I do well in emergencies. Like when I first found out that my house burned down and my mom collapsed in my arms–I held her up. Everything felt far away. Kind of like I was watching my life through a kaleidoscope. So much was happening around me I couldn’t take it all in–and I didn’t try. I just did what I had to do–I tried to keep everyone calm and to focus on the positive.
I say this because I suck at performing. Which kind of sucks. I always thought that because I am able to remain so calm in tense situations I would be good at performing. Just keeping my cool and doing what needs to be done. Unfortunately that’s not what happens when I get up to perform. What happens is I spend all day, sometimes even weeks, dreading my performance. I spend the day of the performance trying to ignore the inevitable and as I eventually walk up to sing the world seems to fall out of focus and I feel something like a juggler on a tightrope. While I stand up there and sing, I think about what I’m saying–the character I’m supposed to be–but mostly I’m overcome by this overwhelming panic. I feel miserable. And I don’t know why. Maybe I just don’t like standing up there alone.

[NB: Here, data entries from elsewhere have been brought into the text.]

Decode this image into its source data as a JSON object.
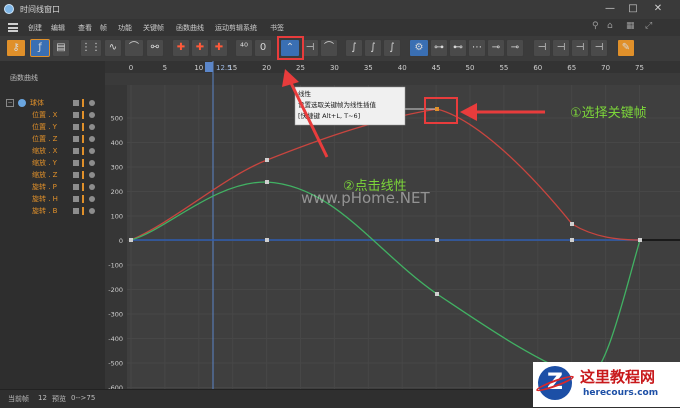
{
  "window": {
    "title": "时间线窗口"
  },
  "menu": {
    "items": [
      "创建",
      "编辑",
      "查看",
      "帧",
      "功能",
      "关键帧",
      "函数曲线",
      "运动剪辑系统",
      "书签"
    ]
  },
  "left_panel": {
    "header": "函数曲线",
    "root": "球体",
    "tracks": [
      "位置 . X",
      "位置 . Y",
      "位置 . Z",
      "缩放 . X",
      "缩放 . Y",
      "缩放 . Z",
      "旋转 . P",
      "旋转 . H",
      "旋转 . B"
    ]
  },
  "timeline": {
    "frame_ticks": [
      "0",
      "5",
      "10",
      "15",
      "20",
      "25",
      "30",
      "35",
      "40",
      "45",
      "50",
      "55",
      "60",
      "65",
      "70",
      "75"
    ],
    "current_frame_label": "12.5",
    "value_ticks": [
      "500",
      "400",
      "300",
      "200",
      "100",
      "0",
      "-100",
      "-200",
      "-300",
      "-400",
      "-500",
      "-600"
    ]
  },
  "tooltip": {
    "title": "线性",
    "description": "设置选取关键帧为线性插值",
    "shortcut": "[快捷键 Alt+L, T~6]"
  },
  "annotations": {
    "step1": "①选择关键帧",
    "step2": "②点击线性"
  },
  "watermark": {
    "center": "www.pHome.NET",
    "logo_letter": "Z",
    "site_cn": "这里教程网",
    "site_en": "herecours.com"
  },
  "status": {
    "current_frame_label": "当前帧",
    "current_frame_value": "12",
    "preview_label": "预览",
    "preview_value": "0-->75"
  },
  "colors": {
    "accent": "#e0902a",
    "highlight_red": "#e83c3c",
    "annotation_green": "#7cd63a",
    "curve_red": "#c8453f",
    "curve_green": "#41b163",
    "curve_blue": "#2f5db0"
  },
  "icons": {
    "toolbar": [
      "key-icon",
      "motion-path-icon",
      "film-icon",
      "dope-sheet-icon",
      "waveform-icon",
      "curve-overview-icon",
      "link-icon",
      "add-key-icon",
      "add-key-alt-icon",
      "delete-key-icon",
      "frame-all-icon",
      "frame-selected-icon",
      "rotate-icon",
      "zero-icon",
      "linear-icon",
      "step-icon",
      "spline-icon",
      "ease-in-icon",
      "ease-out-icon",
      "ease-both-icon",
      "tangent-icon",
      "tangent-alt-icon",
      "clamp-icon",
      "break-tangent-icon",
      "unify-tangent-icon",
      "lock-icon",
      "lock-time-icon",
      "lock-value-icon",
      "mute-icon",
      "lock-angle-icon",
      "padlock-icon",
      "key-settings-icon"
    ],
    "window_right": [
      "search-icon",
      "home-icon",
      "grid-icon",
      "expand-icon"
    ]
  }
}
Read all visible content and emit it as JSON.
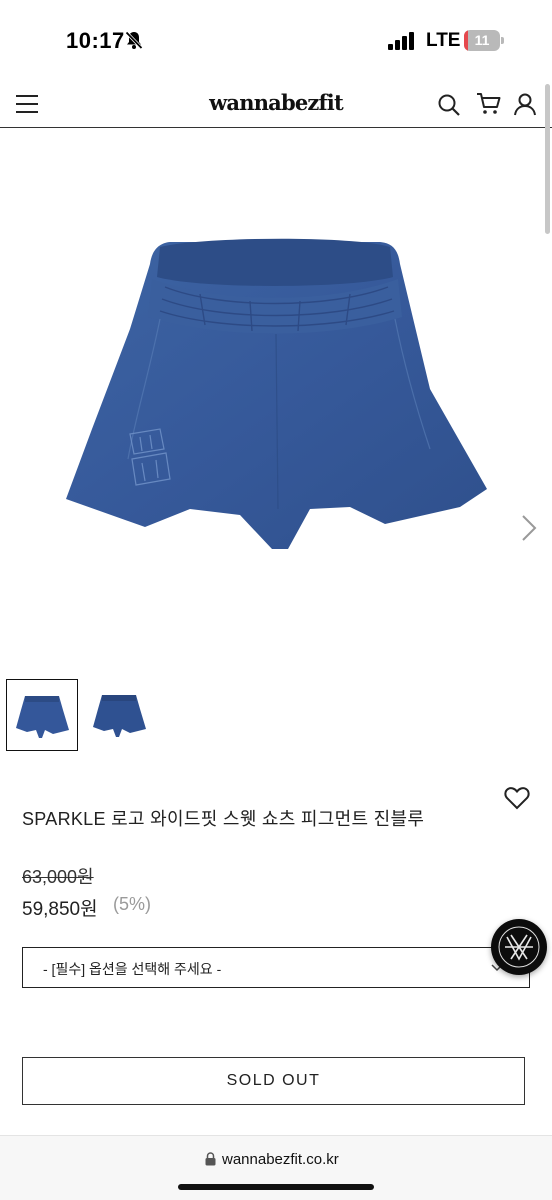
{
  "status_bar": {
    "time": "10:17",
    "network": "LTE",
    "battery_level": "11",
    "battery_fraction": 0.11,
    "icons": [
      "bell-slash-icon",
      "signal-icon"
    ]
  },
  "header": {
    "logo": "wannabezfit",
    "icons": [
      "menu-icon",
      "search-icon",
      "cart-icon",
      "user-icon"
    ]
  },
  "gallery": {
    "main_image": "navy-sweat-shorts",
    "thumbnails": [
      "thumbnail-front",
      "thumbnail-back"
    ],
    "next_icon": "chevron-right-icon"
  },
  "product": {
    "name": "SPARKLE 로고 와이드핏 스웻 쇼츠 피그먼트 진블루",
    "original_price": "63,000원",
    "sale_price": "59,850원",
    "discount": "(5%)",
    "wishlist_icon": "heart-icon"
  },
  "options": {
    "select_placeholder": "- [필수] 옵션을 선택해 주세요 -"
  },
  "actions": {
    "sold_out_label": "SOLD OUT"
  },
  "browser": {
    "url": "wannabezfit.co.kr"
  },
  "colors": {
    "product_blue": "#3a5d9a",
    "battery_low": "#e5484d",
    "discount_gray": "#9a9a9a"
  }
}
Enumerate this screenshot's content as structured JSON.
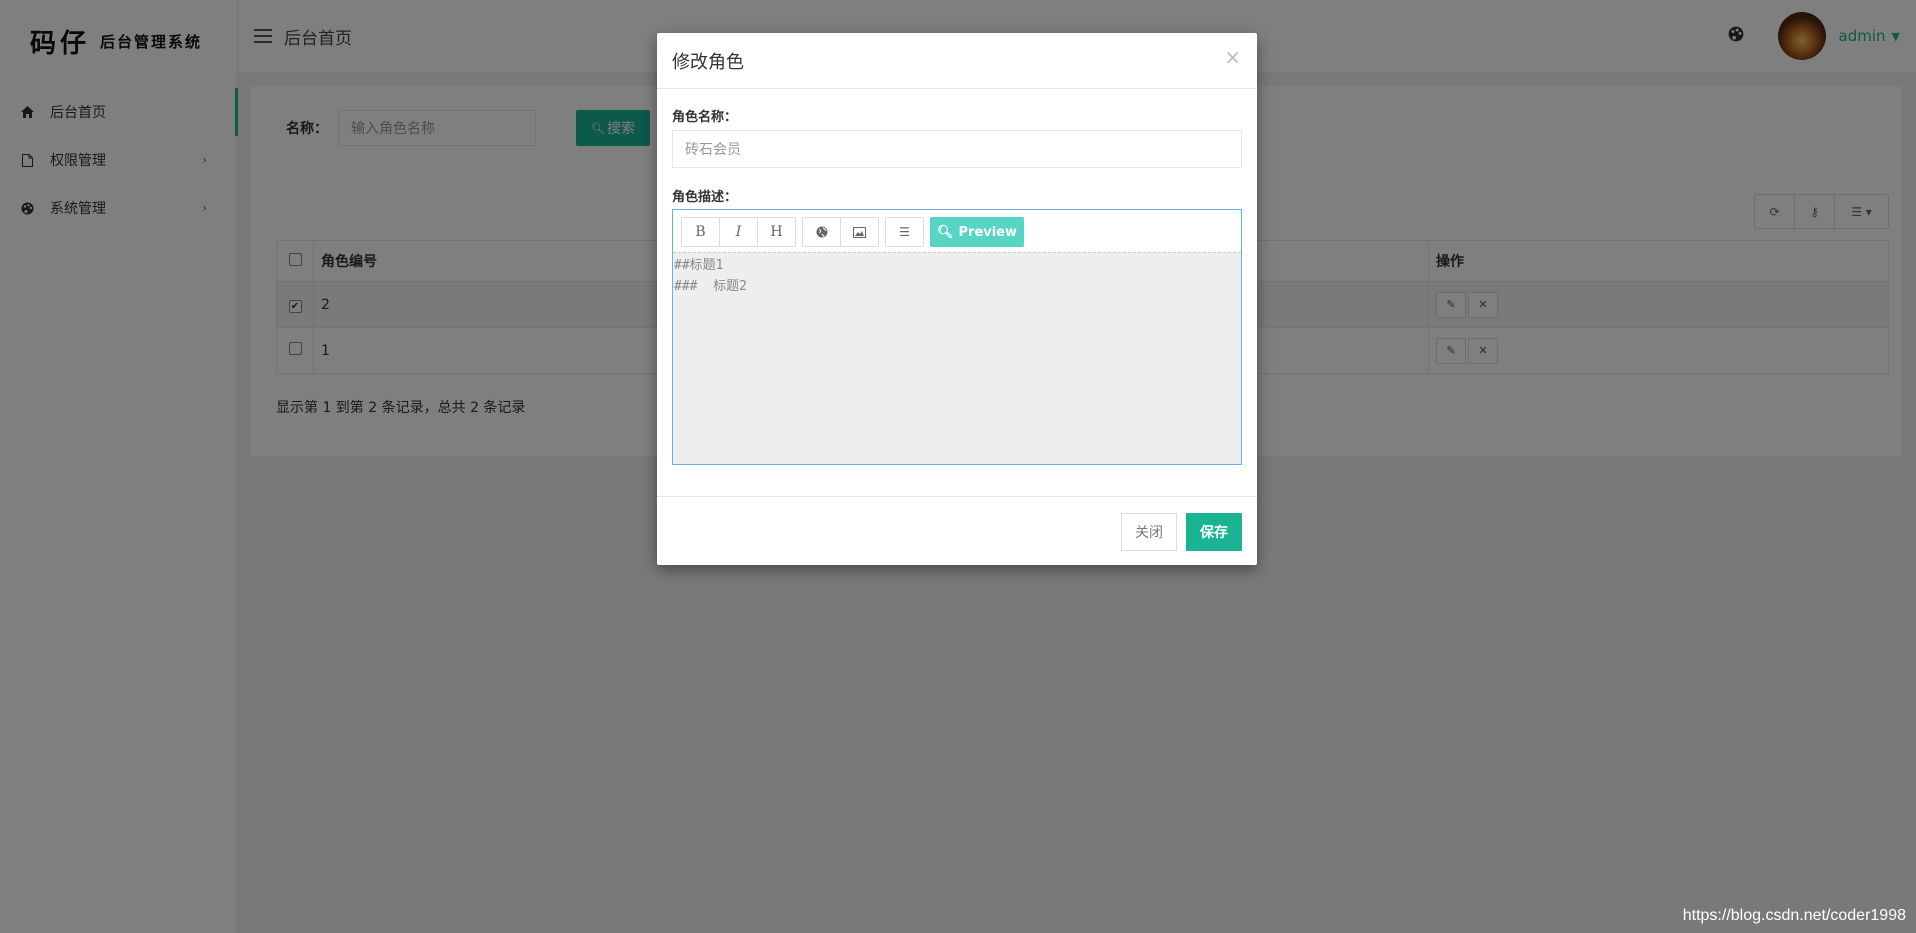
{
  "sidebar": {
    "logo_main": "码仔",
    "logo_sub": "后台管理系统",
    "items": [
      {
        "label": "后台首页",
        "icon": "home-icon"
      },
      {
        "label": "权限管理",
        "icon": "file-icon"
      },
      {
        "label": "系统管理",
        "icon": "palette-icon"
      }
    ]
  },
  "header": {
    "breadcrumb": "后台首页",
    "user_name": "admin"
  },
  "search": {
    "label": "名称：",
    "placeholder": "输入角色名称",
    "button_label": "搜索"
  },
  "table": {
    "headers": [
      "角色编号",
      "操作"
    ],
    "rows": [
      {
        "id": "2",
        "checked": true
      },
      {
        "id": "1",
        "checked": false
      }
    ],
    "summary": "显示第 1 到第 2 条记录，总共 2 条记录"
  },
  "modal": {
    "title": "修改角色",
    "close_symbol": "×",
    "name_label": "角色名称：",
    "name_value": "砖石会员",
    "desc_label": "角色描述：",
    "toolbar": {
      "bold": "B",
      "italic": "I",
      "heading": "H",
      "preview": "Preview"
    },
    "desc_content": "##标题1\n###  标题2",
    "close_button": "关闭",
    "save_button": "保存"
  },
  "watermark": "https://blog.csdn.net/coder1998",
  "colors": {
    "accent": "#1ab394",
    "preview": "#57d5c4"
  }
}
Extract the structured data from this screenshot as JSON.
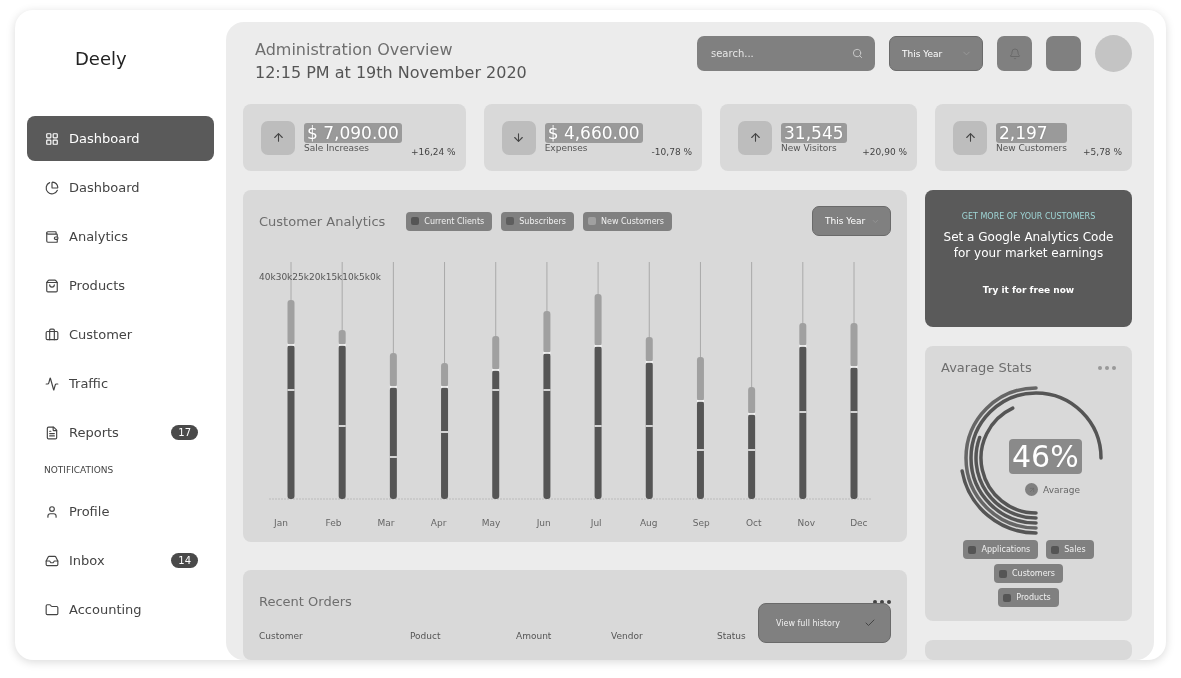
{
  "sidebar": {
    "logo": "Deely",
    "items": [
      {
        "label": "Dashboard",
        "selected": true
      },
      {
        "label": "Dashboard",
        "selected": false
      },
      {
        "label": "Analytics",
        "selected": false
      },
      {
        "label": "Products",
        "selected": false
      },
      {
        "label": "Customer",
        "selected": false
      },
      {
        "label": "Traffic",
        "selected": false
      },
      {
        "label": "Reports",
        "badge": "17",
        "selected": false
      }
    ],
    "section": "NOTIFICATIONS",
    "items2": [
      {
        "label": "Profile",
        "selected": false
      },
      {
        "label": "Inbox",
        "badge": "14",
        "selected": false
      },
      {
        "label": "Accounting",
        "selected": false
      }
    ]
  },
  "header": {
    "title": "Administration Overview",
    "subtitle": "12:15 PM at 19th November 2020",
    "search": {
      "placeholder": "search..."
    },
    "period": "This Year"
  },
  "stats": [
    {
      "kind": "up",
      "value": "$ 7,090.00",
      "label": "Sale Increases",
      "change": "+16,24 %"
    },
    {
      "kind": "down",
      "value": "$ 4,660.00",
      "label": "Expenses",
      "change": "-10,78 %"
    },
    {
      "kind": "up",
      "value": "31,545",
      "label": "New Visitors",
      "change": "+20,90 %"
    },
    {
      "kind": "up",
      "value": "2,197",
      "label": "New Customers",
      "change": "+5,78 %"
    }
  ],
  "analytics": {
    "title": "Customer Analytics",
    "legend": [
      {
        "label": "Current Clients",
        "color": "#555555"
      },
      {
        "label": "Subscribers",
        "color": "#5e5e5e"
      },
      {
        "label": "New Customers",
        "color": "#a0a0a0"
      }
    ],
    "period": "This Year",
    "y_axis_text": "40k30k25k20k15k10k5k0k",
    "months": [
      "Jan",
      "Feb",
      "Mar",
      "Apr",
      "May",
      "Jun",
      "Jul",
      "Aug",
      "Sep",
      "Oct",
      "Nov",
      "Dec"
    ]
  },
  "promo": {
    "eyebrow": "GET MORE OF YOUR CUSTOMERS",
    "heading": "Set a Google Analytics Code for your market earnings",
    "link": "Try it for free now"
  },
  "average": {
    "title": "Avarage Stats",
    "value": "46%",
    "caption": "Avarage",
    "legend": [
      "Applications",
      "Sales",
      "Customers",
      "Products"
    ]
  },
  "orders": {
    "title": "Recent Orders",
    "columns": [
      "Customer",
      "Poduct",
      "Amount",
      "Vendor",
      "Status"
    ],
    "action": "View full history"
  }
}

But it feels more like while I stand up there and smile I’m telling people a lie. Like I’m ready at this stage in my life to stand up there and have it all together–when I’m not, and I don’t. I don’t know what it is about performing and singing that makes us (or at least me) so bitterly vulnerable but it’s kind of an amazing thing. When I really sing my best I stop thinking about being anything or everything–and I just–am. At that stage I can no longer control what anyone sees–I am consumed by emotion and just a fantastic sense of self. Honestly I feel like a little kid again. It’s kind of fascinating that often times the thing we avoid and fear most are the things that can actually save us. When I’m happy to sing I am at my most vulnerable. When I’m miserable to sing I am at my most guarded.
Perhaps that’s where I’ve been wrong all along. Singing shouldn’t be a miserable anxious ordeal for me–and as long as it is I will never be able to be vulnerable with an audience.